Gautam, New Orleans, USA
While my brother and I are taking our chances on the tenth floor of our medical school residence hall, the rest of my family evacuated today. Unfortunately they are stuck in congested traffic with the thousands that decided to leave at the last minute. The problem is we don't even know when they will stop because nearly all the hotels in the state are already occupied!
Yazen Joudeh, New Orleans, Louisiana USA
I fled the city last Saturday and relocated with many in my office to Monroe LA. Every hotel to Dallas is full. It's late and I just heard from a phone call on television that a levee on the 17th Street canal has breeched and the lake is pouring into the city. I took a chance and stayed when Ivan hit and I was lucky. I took no chances this time. Thanks to satellite images and the web we all knew this was bad. This is your space program at work.

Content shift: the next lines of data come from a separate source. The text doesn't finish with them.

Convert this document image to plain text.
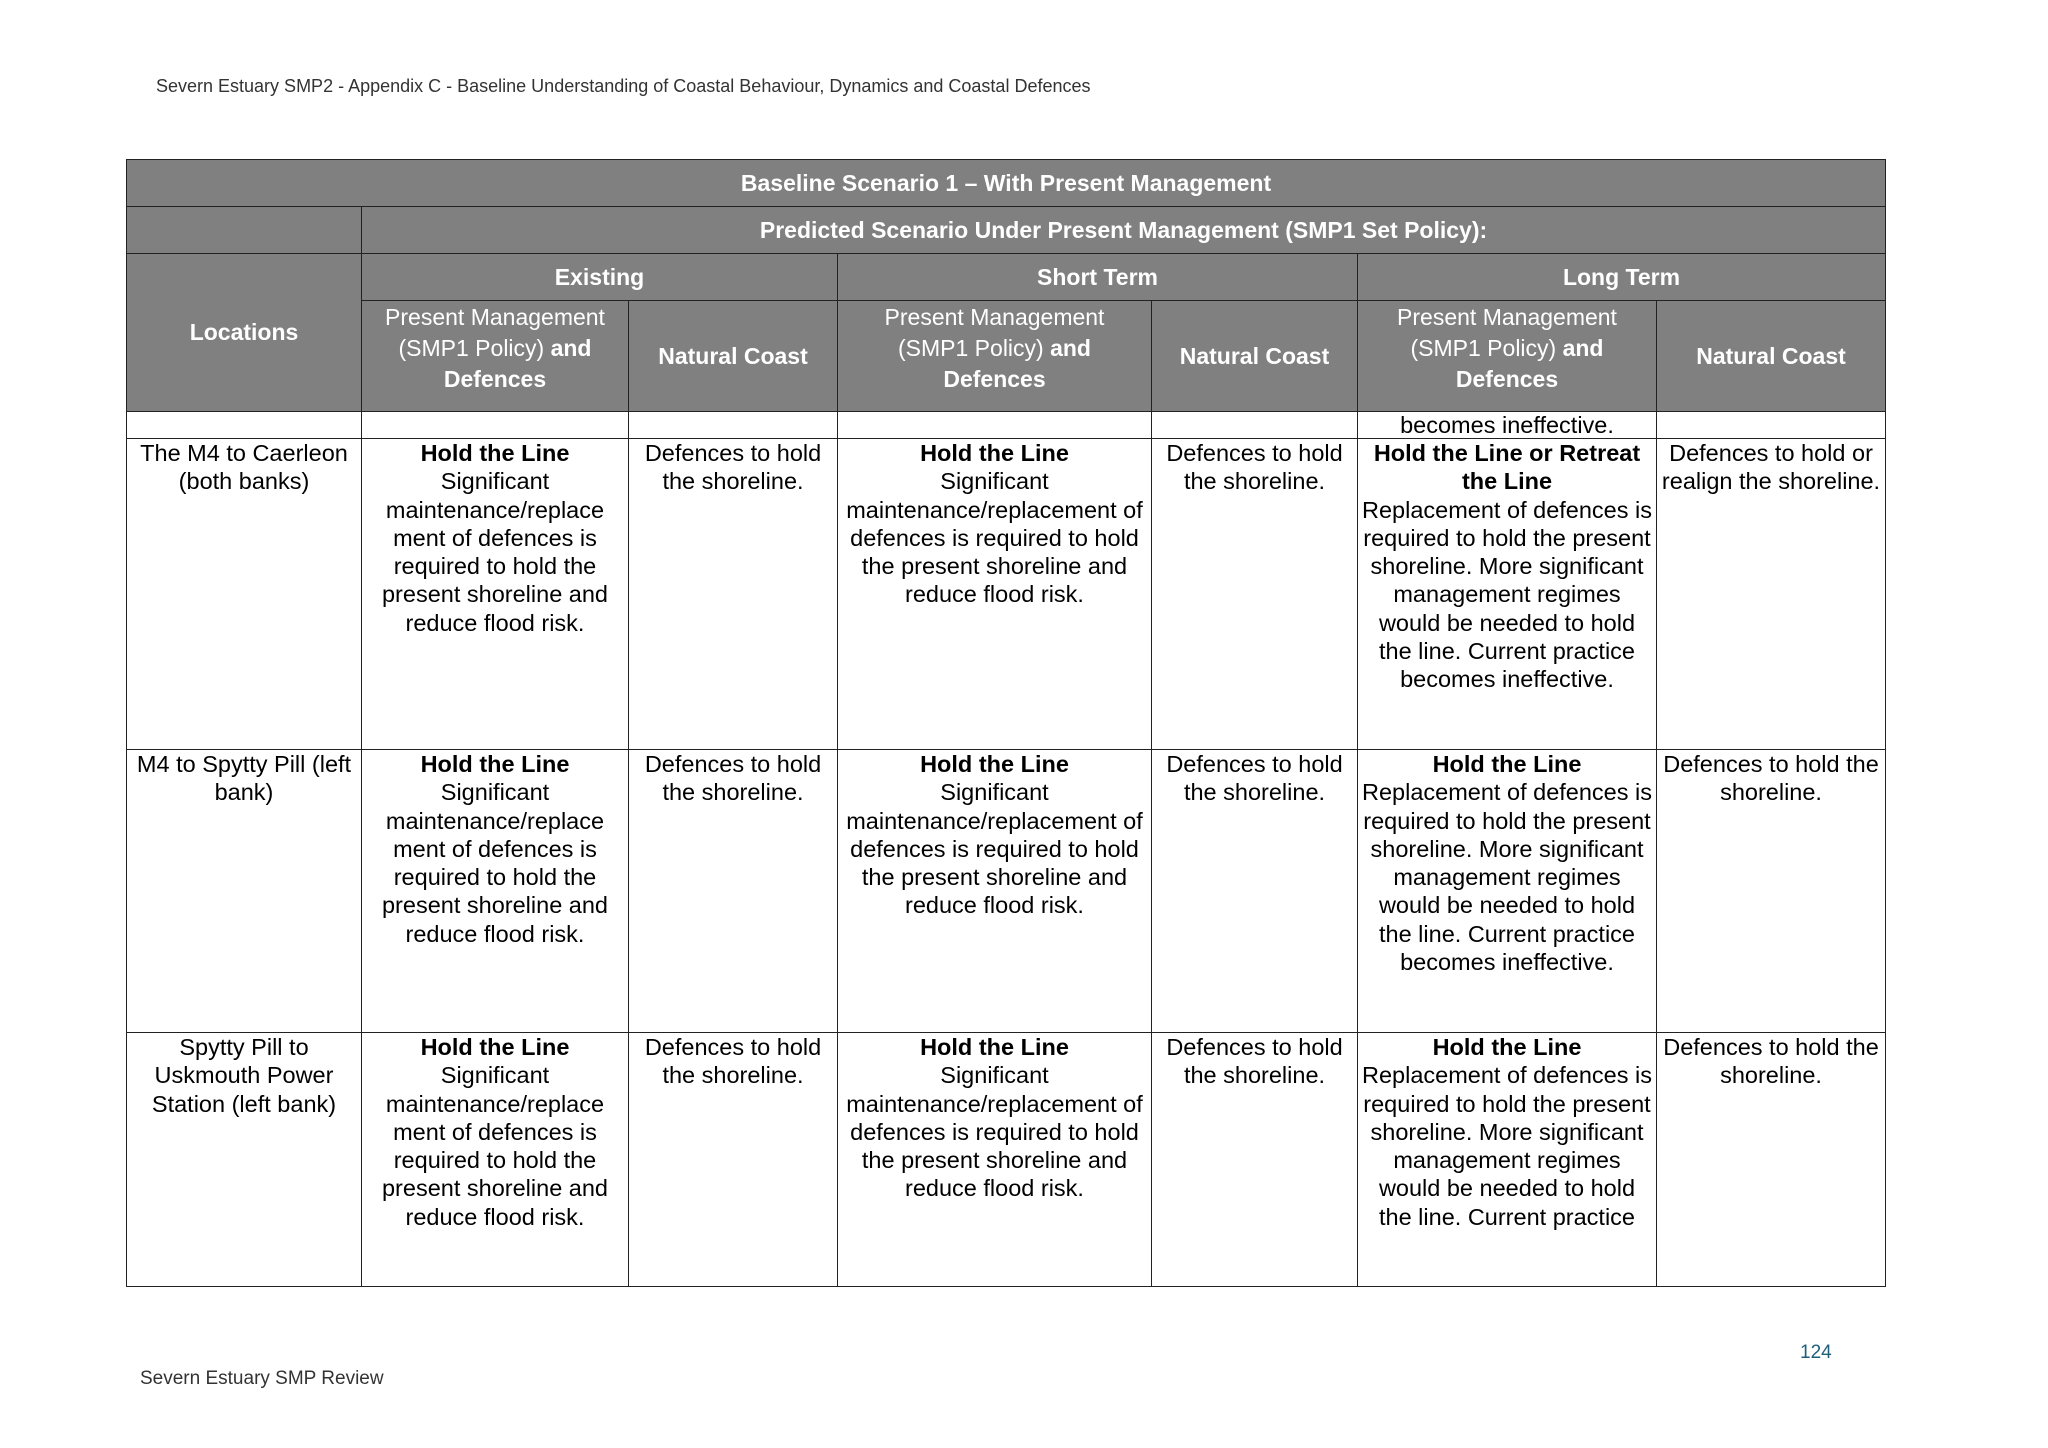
Severn Estuary SMP2 - Appendix C - Baseline Understanding of Coastal Behaviour, Dynamics and Coastal Defences
Baseline Scenario 1 – With Present Management						
	Predicted Scenario Under Present Management (SMP1 Set Policy):					
Locations	Existing		Short Term		Long Term	
	Present Management
(SMP1 Policy) and
Defences	Natural Coast	Present Management
(SMP1 Policy) and
Defences	Natural Coast	Present Management
(SMP1 Policy) and
Defences	Natural Coast
					becomes ineffective.	
The M4 to Caerleon (both banks)	Hold the Line
Significant maintenance/replace ment of defences is required to hold the present shoreline and reduce flood risk.	Defences to hold the shoreline.	Hold the Line
Significant maintenance/replacement of defences is required to hold the present shoreline and reduce flood risk.	Defences to hold the shoreline.	Hold the Line or Retreat the Line
Replacement of defences is required to hold the present shoreline. More significant management regimes would be needed to hold the line. Current practice becomes ineffective.	Defences to hold or realign the shoreline.
M4 to Spytty Pill (left bank)	Hold the Line
Significant maintenance/replace ment of defences is required to hold the present shoreline and reduce flood risk.	Defences to hold the shoreline.	Hold the Line
Significant maintenance/replacement of defences is required to hold the present shoreline and reduce flood risk.	Defences to hold the shoreline.	Hold the Line
Replacement of defences is required to hold the present shoreline. More significant management regimes would be needed to hold the line. Current practice becomes ineffective.	Defences to hold the shoreline.
Spytty Pill to Uskmouth Power Station (left bank)	Hold the Line
Significant maintenance/replace ment of defences is required to hold the present shoreline and reduce flood risk.	Defences to hold the shoreline.	Hold the Line
Significant maintenance/replacement of defences is required to hold the present shoreline and reduce flood risk.	Defences to hold the shoreline.	Hold the Line
Replacement of defences is required to hold the present shoreline. More significant management regimes would be needed to hold the line. Current practice	Defences to hold the shoreline.
124
Severn Estuary SMP Review
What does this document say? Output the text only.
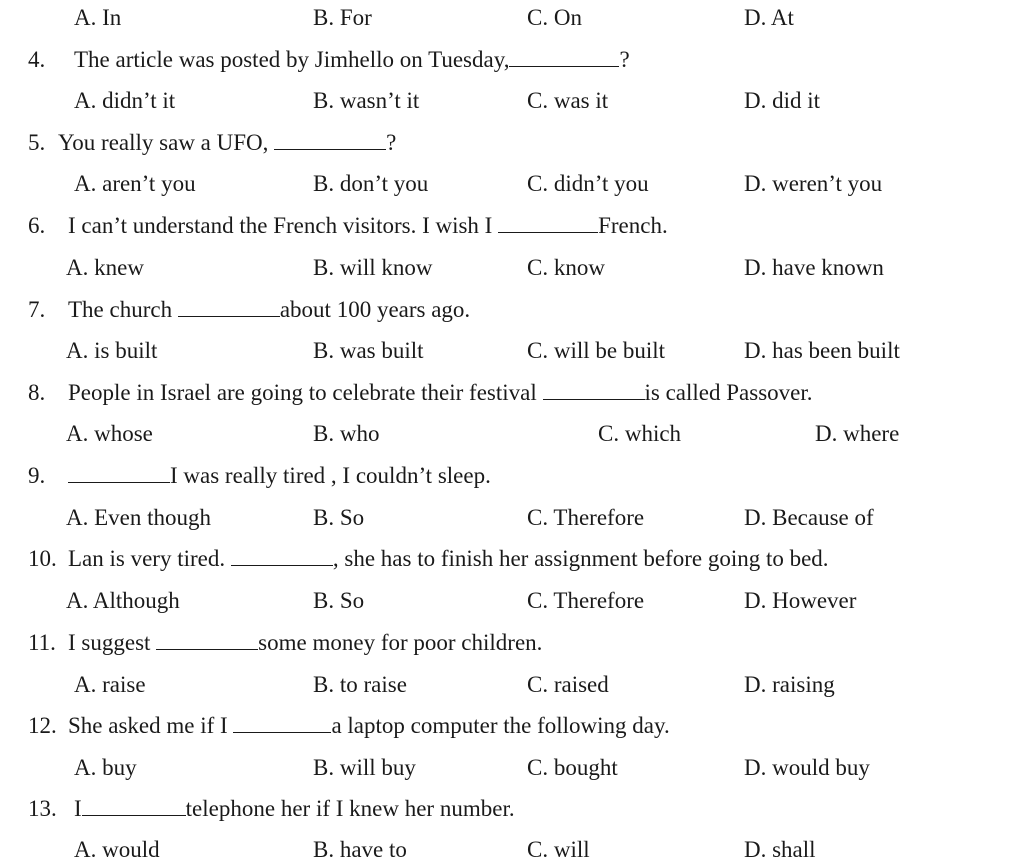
A. In	B. For	C. On	D. At
4. The article was posted by Jimhello on Tuesday,	?
A. didn’t it	B. wasn’t it	C. was it	D. did it
5. You really saw a UFO,	?
A. aren’t you	B. don’t you	C. didn’t you	D. weren’t you
6. I can’t understand the French visitors. I wish I	French.
A. knew	B. will know	C. know	D. have known
7. The church	about 100 years ago.
A. is built	B. was built	C. will be built	D. has been built
8. People in Israel are going to celebrate their festival	is called Passover.
A. whose	B. who	C. which	D. where
9.	I was really tired , I couldn’t sleep.
A. Even though	B. So	C. Therefore	D. Because of
10. Lan is very tired.	, she has to finish her assignment before going to bed.
A. Although	B. So	C. Therefore	D. However
11. I suggest	some money for poor children.
A. raise	B. to raise	C. raised	D. raising
12. She asked me if I	a laptop computer the following day.
A. buy	B. will buy	C. bought	D. would buy
13. I	telephone her if I knew her number.
A. would	B. have to	C. will	D. shall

Rick Baxter, New Orleans, USA
I am in the midst of the hurricane at the moment, on the south shore of Lake Ponchatrain. The eyewall is currently passing just east of here. Although the wind gusts are extremely forceful, filling the streets with branches and roof slates, all structures in this neighbourhood seem to be holding up well. The drains are clear and working well. Electricity, water, and radio reception are all gone. We are all hoping that the worst will soon be over.
Lori Frey Ribeiro, New Orleans, USA
After a 12-hour ride from New Orleans to Jackson (the trip would normally take 3 hours) we are holed up in a school gymnasium. Everyone is bracing for the full brunt of the hurricane sometime tomorrow. All laptops and televisions are on some weather channel. The wind has picked up but not to any speed that would signal what is likely to be a story many will be talking about for the rest of the year. All foreign students from around the globe (myself included) are keeping constant contact with family and friends. The question on most people's minds is how deadly will Katrina's kiss be?
Masimba Fortune Ngandu, New Orleans, USA
The scene here looks like something from the apocalypse. People are running around the city, terrified about what to do. Those who are leaving have clogged the roadways so extensively that little hope remains for those who have not yet decided to leave. Gas stations are breeding grounds for fighting and riots, as people are resorting to a state of martial law in order to get the precious gasoline they need to move their vehicles. This truly is the worst part of the storm and it only looks to get worse. God be with everyone who is trying to escape the madness.